Salto no escuro sempre é a ânsia do desejo,

Freiado só por insegurança e pelo pejo,

Será que as águas irão nos acolher?

Será que o sangue é que irá se espadanar

Ou essa ousadia nos irá recompensar

E na aventura nossa vida enriquecer?

O SALTO NAS ÁGUAS I – 11 JANEIRO 24

No galeão de minhalma navega passageira

Que nem ao menos sabe onde ela está;

Em camarote mobiliado se achará:

Sou o capitão dessa nave tão ligeira,

Sou também o imediato nessa esteira,

O contramestre, a tripulação que nele há,

Até mesmo o cozinheiro, que lhe preparará

Seus pratos finos na ironia mais brejeira.

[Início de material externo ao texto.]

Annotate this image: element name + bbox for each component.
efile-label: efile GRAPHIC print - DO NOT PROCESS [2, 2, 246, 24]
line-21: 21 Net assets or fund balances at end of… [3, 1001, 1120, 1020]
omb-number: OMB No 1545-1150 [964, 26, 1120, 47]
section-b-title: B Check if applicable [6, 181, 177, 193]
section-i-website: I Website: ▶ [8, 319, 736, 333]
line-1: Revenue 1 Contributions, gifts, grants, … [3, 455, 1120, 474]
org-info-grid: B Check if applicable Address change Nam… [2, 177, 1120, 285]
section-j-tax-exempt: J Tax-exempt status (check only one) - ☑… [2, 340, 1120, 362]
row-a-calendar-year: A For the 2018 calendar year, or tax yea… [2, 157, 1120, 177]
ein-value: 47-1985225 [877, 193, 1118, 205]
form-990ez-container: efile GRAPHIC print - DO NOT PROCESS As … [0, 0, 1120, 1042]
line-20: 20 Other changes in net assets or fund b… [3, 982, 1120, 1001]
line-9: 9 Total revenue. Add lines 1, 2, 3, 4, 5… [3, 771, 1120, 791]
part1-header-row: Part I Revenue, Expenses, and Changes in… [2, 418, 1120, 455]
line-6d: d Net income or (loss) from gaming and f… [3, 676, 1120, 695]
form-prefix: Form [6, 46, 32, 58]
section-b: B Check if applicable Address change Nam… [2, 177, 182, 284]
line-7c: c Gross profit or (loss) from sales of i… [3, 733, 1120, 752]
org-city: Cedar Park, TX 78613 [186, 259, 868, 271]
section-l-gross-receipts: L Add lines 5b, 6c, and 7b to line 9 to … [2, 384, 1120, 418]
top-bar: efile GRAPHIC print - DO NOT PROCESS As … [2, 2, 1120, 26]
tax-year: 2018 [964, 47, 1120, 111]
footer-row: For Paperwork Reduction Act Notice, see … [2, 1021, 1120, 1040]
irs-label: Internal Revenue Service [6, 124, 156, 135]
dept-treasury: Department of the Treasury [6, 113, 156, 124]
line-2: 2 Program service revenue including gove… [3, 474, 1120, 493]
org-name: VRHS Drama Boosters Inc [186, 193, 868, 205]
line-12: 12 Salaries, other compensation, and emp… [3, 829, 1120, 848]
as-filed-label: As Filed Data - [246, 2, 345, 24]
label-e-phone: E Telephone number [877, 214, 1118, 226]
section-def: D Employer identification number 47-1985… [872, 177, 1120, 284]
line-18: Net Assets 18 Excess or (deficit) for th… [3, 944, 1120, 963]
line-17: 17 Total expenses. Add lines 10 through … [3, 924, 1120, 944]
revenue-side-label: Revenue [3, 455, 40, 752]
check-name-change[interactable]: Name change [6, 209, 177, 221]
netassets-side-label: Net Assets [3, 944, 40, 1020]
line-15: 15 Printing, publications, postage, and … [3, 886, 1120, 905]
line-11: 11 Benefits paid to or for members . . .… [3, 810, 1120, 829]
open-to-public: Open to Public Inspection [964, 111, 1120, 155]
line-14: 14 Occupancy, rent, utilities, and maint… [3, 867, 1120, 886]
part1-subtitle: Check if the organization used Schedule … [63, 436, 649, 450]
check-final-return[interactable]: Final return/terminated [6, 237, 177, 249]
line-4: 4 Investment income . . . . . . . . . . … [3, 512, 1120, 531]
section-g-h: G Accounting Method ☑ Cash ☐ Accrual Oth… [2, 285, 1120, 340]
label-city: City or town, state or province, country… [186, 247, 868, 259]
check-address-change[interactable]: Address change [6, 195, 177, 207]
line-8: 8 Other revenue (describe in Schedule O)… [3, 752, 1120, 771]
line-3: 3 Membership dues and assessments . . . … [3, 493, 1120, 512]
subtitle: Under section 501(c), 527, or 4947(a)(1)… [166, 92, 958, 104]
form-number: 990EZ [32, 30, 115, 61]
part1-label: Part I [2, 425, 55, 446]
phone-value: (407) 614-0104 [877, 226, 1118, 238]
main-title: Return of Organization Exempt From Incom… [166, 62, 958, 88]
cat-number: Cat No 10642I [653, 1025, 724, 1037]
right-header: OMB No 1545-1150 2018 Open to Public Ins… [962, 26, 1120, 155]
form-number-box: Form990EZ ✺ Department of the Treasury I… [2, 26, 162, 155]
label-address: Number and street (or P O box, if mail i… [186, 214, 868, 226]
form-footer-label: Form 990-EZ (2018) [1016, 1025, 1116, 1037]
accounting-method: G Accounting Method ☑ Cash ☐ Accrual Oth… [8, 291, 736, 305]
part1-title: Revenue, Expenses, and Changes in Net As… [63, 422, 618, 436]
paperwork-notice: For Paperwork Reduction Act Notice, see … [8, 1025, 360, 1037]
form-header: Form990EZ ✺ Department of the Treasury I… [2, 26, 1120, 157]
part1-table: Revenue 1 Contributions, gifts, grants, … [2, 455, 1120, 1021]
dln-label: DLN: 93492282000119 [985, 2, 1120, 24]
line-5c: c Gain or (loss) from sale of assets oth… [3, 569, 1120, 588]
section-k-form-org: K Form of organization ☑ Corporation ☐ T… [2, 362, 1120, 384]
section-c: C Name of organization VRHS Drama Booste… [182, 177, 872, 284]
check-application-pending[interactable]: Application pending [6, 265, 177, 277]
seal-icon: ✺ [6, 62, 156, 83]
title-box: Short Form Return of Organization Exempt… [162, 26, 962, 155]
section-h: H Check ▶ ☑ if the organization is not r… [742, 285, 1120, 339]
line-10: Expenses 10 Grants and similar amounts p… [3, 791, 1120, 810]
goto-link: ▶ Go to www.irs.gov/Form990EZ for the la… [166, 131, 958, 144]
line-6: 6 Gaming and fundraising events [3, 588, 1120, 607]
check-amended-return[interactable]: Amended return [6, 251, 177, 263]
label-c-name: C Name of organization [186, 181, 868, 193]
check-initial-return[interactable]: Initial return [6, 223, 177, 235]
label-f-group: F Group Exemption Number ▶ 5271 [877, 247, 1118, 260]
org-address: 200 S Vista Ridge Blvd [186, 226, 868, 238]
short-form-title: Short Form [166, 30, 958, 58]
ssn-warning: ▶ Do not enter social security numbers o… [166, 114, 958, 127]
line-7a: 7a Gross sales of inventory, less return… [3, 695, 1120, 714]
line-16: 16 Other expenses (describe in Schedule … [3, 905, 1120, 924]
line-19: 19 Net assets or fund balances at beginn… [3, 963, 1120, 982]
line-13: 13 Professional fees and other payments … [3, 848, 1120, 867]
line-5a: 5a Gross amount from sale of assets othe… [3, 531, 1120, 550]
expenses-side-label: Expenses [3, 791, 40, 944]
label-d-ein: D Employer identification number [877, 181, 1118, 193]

Porque não sabe realmente cozinhar

E a tripulação tem experiência limitada,

O piloto não aprendeu a navegar,

O imediato mais dorme que outra coisa,

Cada vela com descuido desfraldada

E o telegrafista só digita em velha lousa.

O SALTO NAS ÁGUAS II

De fato, só ali existe a passageira,

Única alma a tripular esse galeão,

E eu manejo tão só meu coração,

De minhas artérias tal mulher se abeira,

Como se fossem as amuradas dessa jeira.

Ela prossegue em sua vasta solidão

E nem percebe as vagas da emoção,

Tampouco sabe ser ali minha prisioneira.

É no meu cérebro que navega esse galeão,

São suas velas a duramáter e a piamáter,

Cruzando o mar do cefalorraquiano,

Pois da vida eu a roubei em minha ilusão,

No tombadilho ela está em seu caráter,

Sem perceber quanto o piloto é insano.

O SALTO NAS ÁGUAS III

Tal galeão para mim mesmo é invisível,

Em minhas entranhas se acha coagulado,

Um trono apenas para seu rosto amado,

Que voga em mim desde tempo incognoscivel,

Mas meu amor por ela é inexaurível,

Mesmo sem ter-lho jamais comunicado,

É uma ilusão que tenha algum pecado

De adultério em tal sonhar imperecível.

Eu apenas a desejo e nunca disse

Que a queria instalar em meu galeão,

Será que espera, talvez, minha confissão?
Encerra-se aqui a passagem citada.